Une visite apostolique est une visite extraordinaire. Elle a lieu après que le Vatican a reçu des
plaintes pointant des problèmes de gouvernance, d’abus de pouvoir, de scandales financiers,
etc. C’est une forme d’inspection ou d’audit. Le visiteur apostolique, désigné par le Dicastère
pour le Clergé, reçoit une feuille de route indiquant les points précis auxquels il devra être
attentif. Après avoir échangé avec des prêtres, religieux/ses et laïcs de l’archidiocèse, le
visiteur rédige un rapport qu’il remet aux autorités vaticanes. Le rapport peut proposer des
mesures disciplinaires. C’est Mgr Roger Houngbédji, archevêque de Cotonou (Bénin), qui
« inspectera » l’archidiocèse de Gagnoa. En général, le pape choisit une personne non
influençable et non corruptible.
En France, les diocèses de Strasbourg et de Fréjus-Toulon ont été audités, ces dernières
années. En 2008, Mgr Robert Sarah, qui était secrétaire de la Congrégation pour
l’évangélisation des peuples, avait été envoyé en République centrafricaine parce que le
Vatican avait été alerté par les rumeurs de mauvaise gestion et de double vie de deux
évêques. L’ancien archevêque de Conakry écouta tout le monde (prêtres, religieux et laïcs),
rédigea son rapport et le remit à qui de droit. Quelques jours plus tard, l’archevêque de
Bangui, Mgr Paulin Pomodimo, et l’évêque de Bossangoa, Mgr François-Xavier Yombadje,
étaient invités à démissionner.
Les personnes que rencontrera l’archevêque de Cotonou parleront-elles librement ? Diront-
elles au visiteur la vérité, toute la vérité et rien que la vérité ? Quel sera le contenu du rapport
de Mgr Houngbédji ? Des questions qui restent sans réponse pour l’heure. Ce qui est certain,
c’est que la sérénité, la joie et la motivation semblent avoir déserté le cœur de plusieurs
prêtres de Gagnoa. Cela est si vrai que 18 d’entre eux ont dû trouver refuge à San Pedro,
Agboville, Abengourou, Korhogo ou en France où ils disent ne pas être stressés, frustrés ou
humiliés inutilement. On n’avait pas vu pareil exode sous Mgr Noël Kokora Tékry, Mgr
Jean-Pierre Kutwã et Mgr Barthélemy Djabla.

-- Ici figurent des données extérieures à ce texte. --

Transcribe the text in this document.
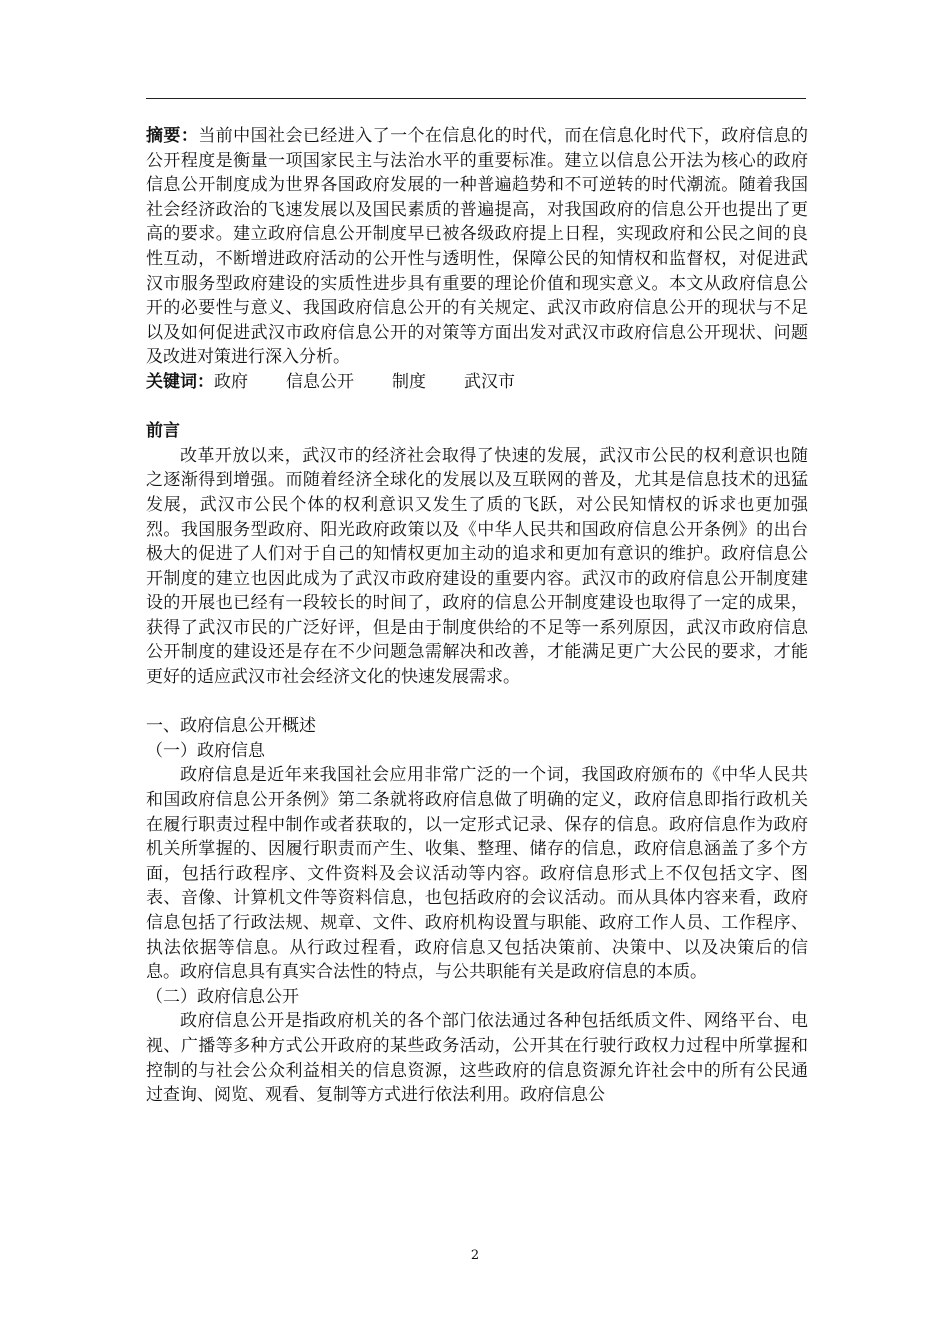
摘要：当前中国社会已经进入了一个在信息化的时代，而在信息化时代下，政府信息的公开程度是衡量一项国家民主与法治水平的重要标准。建立以信息公开法为核心的政府信息公开制度成为世界各国政府发展的一种普遍趋势和不可逆转的时代潮流。随着我国社会经济政治的飞速发展以及国民素质的普遍提高，对我国政府的信息公开也提出了更高的要求。建立政府信息公开制度早已被各级政府提上日程，实现政府和公民之间的良性互动，不断增进政府活动的公开性与透明性，保障公民的知情权和监督权，对促进武汉市服务型政府建设的实质性进步具有重要的理论价值和现实意义。本文从政府信息公开的必要性与意义、我国政府信息公开的有关规定、武汉市政府信息公开的现状与不足以及如何促进武汉市政府信息公开的对策等方面出发对武汉市政府信息公开现状、问题及改进对策进行深入分析。

关键词：政府 信息公开 制度 武汉市

前言

改革开放以来，武汉市的经济社会取得了快速的发展，武汉市公民的权利意识也随之逐渐得到增强。而随着经济全球化的发展以及互联网的普及，尤其是信息技术的迅猛发展，武汉市公民个体的权利意识又发生了质的飞跃，对公民知情权的诉求也更加强烈。我国服务型政府、阳光政府政策以及《中华人民共和国政府信息公开条例》的出台极大的促进了人们对于自己的知情权更加主动的追求和更加有意识的维护。政府信息公开制度的建立也因此成为了武汉市政府建设的重要内容。武汉市的政府信息公开制度建设的开展也已经有一段较长的时间了，政府的信息公开制度建设也取得了一定的成果，获得了武汉市民的广泛好评，但是由于制度供给的不足等一系列原因，武汉市政府信息公开制度的建设还是存在不少问题急需解决和改善，才能满足更广大公民的要求，才能更好的适应武汉市社会经济文化的快速发展需求。

一、政府信息公开概述

（一）政府信息

政府信息是近年来我国社会应用非常广泛的一个词，我国政府颁布的《中华人民共和国政府信息公开条例》第二条就将政府信息做了明确的定义，政府信息即指行政机关在履行职责过程中制作或者获取的，以一定形式记录、保存的信息。政府信息作为政府机关所掌握的、因履行职责而产生、收集、整理、储存的信息，政府信息涵盖了多个方面，包括行政程序、文件资料及会议活动等内容。政府信息形式上不仅包括文字、图表、音像、计算机文件等资料信息，也包括政府的会议活动。而从具体内容来看，政府信息包括了行政法规、规章、文件、政府机构设置与职能、政府工作人员、工作程序、执法依据等信息。从行政过程看，政府信息又包括决策前、决策中、以及决策后的信息。政府信息具有真实合法性的特点，与公共职能有关是政府信息的本质。

（二）政府信息公开

政府信息公开是指政府机关的各个部门依法通过各种包括纸质文件、网络平台、电视、广播等多种方式公开政府的某些政务活动，公开其在行驶行政权力过程中所掌握和控制的与社会公众利益相关的信息资源，这些政府的信息资源允许社会中的所有公民通过查询、阅览、观看、复制等方式进行依法利用。政府信息公

2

Les visites apostoliques montrent que l’évêque n’est plus tout-puissant, que Rome peut le
dégommer du jour au lendemain s’il est prouvé qu’il maltraite ses prêtres, qu’il s’enrichit
avec l’argent du diocèse ou qu’il mène une double vie. En 2013, le pape François a envoyé
un signal fort aux évêques qui se croient intouchables et indéboulonnables en mettant fin aux
fonctions de Mgr Franz Peter Tebartz Van Els accusé par ses prêtres et laïcs d’être autoritaire
et dépensier et d’avoir plongé le diocèse de Limburg (Allemagne) « dans une crise de
confiance destructrice ». Mgr Philippe Barbarin (Lyon), Mgr Michel Aupetit (Paris) et Mgr
Michel Santier (Créteil) ont été limogés sans état d’âme en 2020 et 2021.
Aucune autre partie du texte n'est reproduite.